Makes sense for your two points up above.

This function seems to return a dictionary of data frames (keys are strings), where the indices are timestamps and the columns are switch indices for branches/plants/buses. The function that would use the outputs from this function to produce the PF/PG/LOAD_SHED would presumably also take a Grid object, and then return pandas data frames (in either a tuple or a dictionary) that have the same index, but have columns that match what's in the Grid object, right? I'm just trying to get an idea of the big picture that this PR serves.
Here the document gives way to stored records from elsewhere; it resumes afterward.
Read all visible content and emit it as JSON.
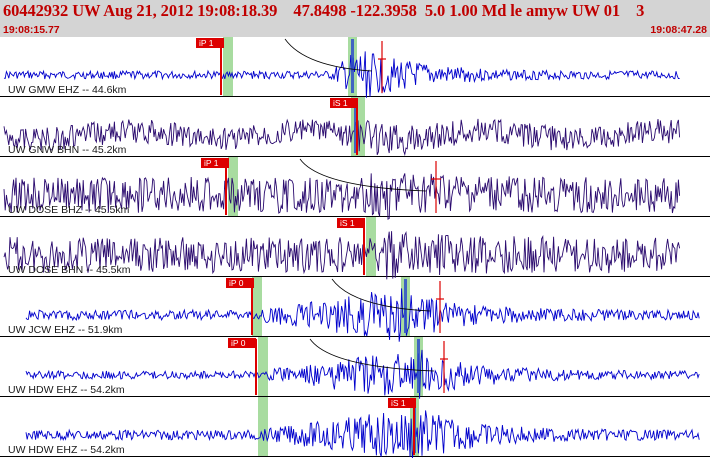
{
  "header": {
    "title": "60442932 UW Aug 21, 2012 19:08:18.39    47.8498 -122.3958  5.0 1.00 Md le amyw UW 01    3",
    "time_start": "19:08:15.77",
    "time_end": "19:08:47.28"
  },
  "colors": {
    "header_bg": "#d4d4d4",
    "title": "#c00000",
    "trace_blue": "#0000cc",
    "trace_purple": "#2a0a6e",
    "pick": "#dd0000",
    "window_green": "#a8dca0",
    "window_blue": "#2f4fc8"
  },
  "traces": [
    {
      "label": "UW GMW EHZ -- 44.6km",
      "color": "blue",
      "pick_label": "iP 1"
    },
    {
      "label": "UW GNW BHN -- 45.2km",
      "color": "purple",
      "pick_label": "iS 1"
    },
    {
      "label": "UW DOSE BHZ -- 45.5km",
      "color": "purple",
      "pick_label": "iP 1"
    },
    {
      "label": "UW DOSE BHN -- 45.5km",
      "color": "purple",
      "pick_label": "iS 1"
    },
    {
      "label": "UW JCW EHZ -- 51.9km",
      "color": "blue",
      "pick_label": "iP 0"
    },
    {
      "label": "UW HDW EHZ -- 54.2km",
      "color": "blue",
      "pick_label": "iP 0"
    },
    {
      "label": "UW HDW EHZ -- 54.2km",
      "color": "blue",
      "pick_label": "iS 1"
    }
  ]
}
I think whether or not the following function takes a Grid object or just some sort of mapping function/other mapping object that carries the same information is a good design question outside of the scope of this PR (does this mean #47 does depends on #49?) . But as far as the output is concerned, yes, that was what I was imagining too. The point of this function was to make it generic enough that it could potentially be reused when, as an example, we add storage and need to do the same timepoint<>timestamp conversion for the timeseries data that produces assuming those results follow the same output data structure.